AI-guided automated laboratory
The purpose of this project is to improve studies of toxicity mechanisms and pathways for environmental contaminants with intelligent data generation, using an automated cell lab controlled by an AI system.
Overview of the iterative, AI-controlled process. Based on a scientific question or hypothesis to test, the AI makes predictions on existing data (external data integrated with in-house data) and designs new experiments to improve the hypothesis testing. New data is obtained, models are improved, and the process is iterated until desired confidence reached or termination criteria fulfilled. Complementing the system is human-controlled confirmatory or exploratory experiments. The produced images, data and models will all be made available online.

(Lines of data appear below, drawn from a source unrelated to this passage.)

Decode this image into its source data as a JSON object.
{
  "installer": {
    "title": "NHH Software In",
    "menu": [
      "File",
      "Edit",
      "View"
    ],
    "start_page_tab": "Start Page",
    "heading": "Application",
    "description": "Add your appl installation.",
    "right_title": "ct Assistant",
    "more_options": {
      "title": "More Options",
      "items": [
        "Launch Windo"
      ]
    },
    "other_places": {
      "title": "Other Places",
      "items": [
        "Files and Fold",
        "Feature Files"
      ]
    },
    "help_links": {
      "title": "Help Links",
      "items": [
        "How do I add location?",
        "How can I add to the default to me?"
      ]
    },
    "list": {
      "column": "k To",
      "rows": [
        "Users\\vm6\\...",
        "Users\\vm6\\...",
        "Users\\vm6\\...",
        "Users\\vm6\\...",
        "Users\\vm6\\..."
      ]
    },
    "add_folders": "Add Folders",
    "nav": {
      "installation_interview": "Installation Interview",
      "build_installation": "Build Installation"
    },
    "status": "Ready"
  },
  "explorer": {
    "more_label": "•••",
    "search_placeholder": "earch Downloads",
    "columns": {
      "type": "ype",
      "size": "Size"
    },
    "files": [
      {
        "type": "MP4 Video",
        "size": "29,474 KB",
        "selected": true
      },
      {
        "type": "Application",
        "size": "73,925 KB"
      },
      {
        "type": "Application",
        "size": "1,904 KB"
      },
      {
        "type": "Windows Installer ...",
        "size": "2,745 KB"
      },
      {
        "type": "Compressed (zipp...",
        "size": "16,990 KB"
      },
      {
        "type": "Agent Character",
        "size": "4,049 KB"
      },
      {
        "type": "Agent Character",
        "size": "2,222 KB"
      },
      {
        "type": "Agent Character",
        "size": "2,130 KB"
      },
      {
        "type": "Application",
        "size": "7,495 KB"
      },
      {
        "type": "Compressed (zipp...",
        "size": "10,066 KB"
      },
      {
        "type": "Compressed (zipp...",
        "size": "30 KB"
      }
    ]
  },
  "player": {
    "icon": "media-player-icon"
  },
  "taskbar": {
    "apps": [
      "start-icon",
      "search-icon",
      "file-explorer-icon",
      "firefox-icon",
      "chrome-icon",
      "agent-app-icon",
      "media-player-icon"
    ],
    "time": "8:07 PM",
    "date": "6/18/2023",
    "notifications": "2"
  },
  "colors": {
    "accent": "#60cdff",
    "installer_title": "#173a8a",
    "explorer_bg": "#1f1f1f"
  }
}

As the number of potential harmful substances grows and the environmental load of many among those increases, there is an urgent need to accelerate the process to study and evaluate the potential toxic effects to humans. Current in vitro approaches for studying toxicity mechanisms and pathways are costly and have long iteration cycles because of manual lab operations and disconnected data analysis.
To this end, we will build and optimize a fully automated, robotized cell profiling laboratory with high-content imaging and develop the AI system and associated informatics infrastructure. The system will design and carry out experiments iteratively and learn with each iteration, and allow us to generate and collect the right data at the right time to answer specific questions related to toxicity. This constitutes a shift from traditional batch-oriented data generation followed by retrospective analysis, to intelligent design of experiments in an online setting in real time where scientific hypotheses are continuously tested and revised as new data is collected. The automated system will be supported by human operations for carrying out experiment with supportive or orthogonal methods, guided by the AI system.
The specific aims are:
Aim 1: Automate laboration and data collection. We will configure a fully automated lab with high-content microscopy imaging, and optimize protocols with respect to speed, costs, robustness and predictiveness. We will establish the supporting large-scale IT-infrastructure capable of managing and analyzing the collected large-scale data in real time. We will explore the synergistic collaboration between the automated lab and human operations.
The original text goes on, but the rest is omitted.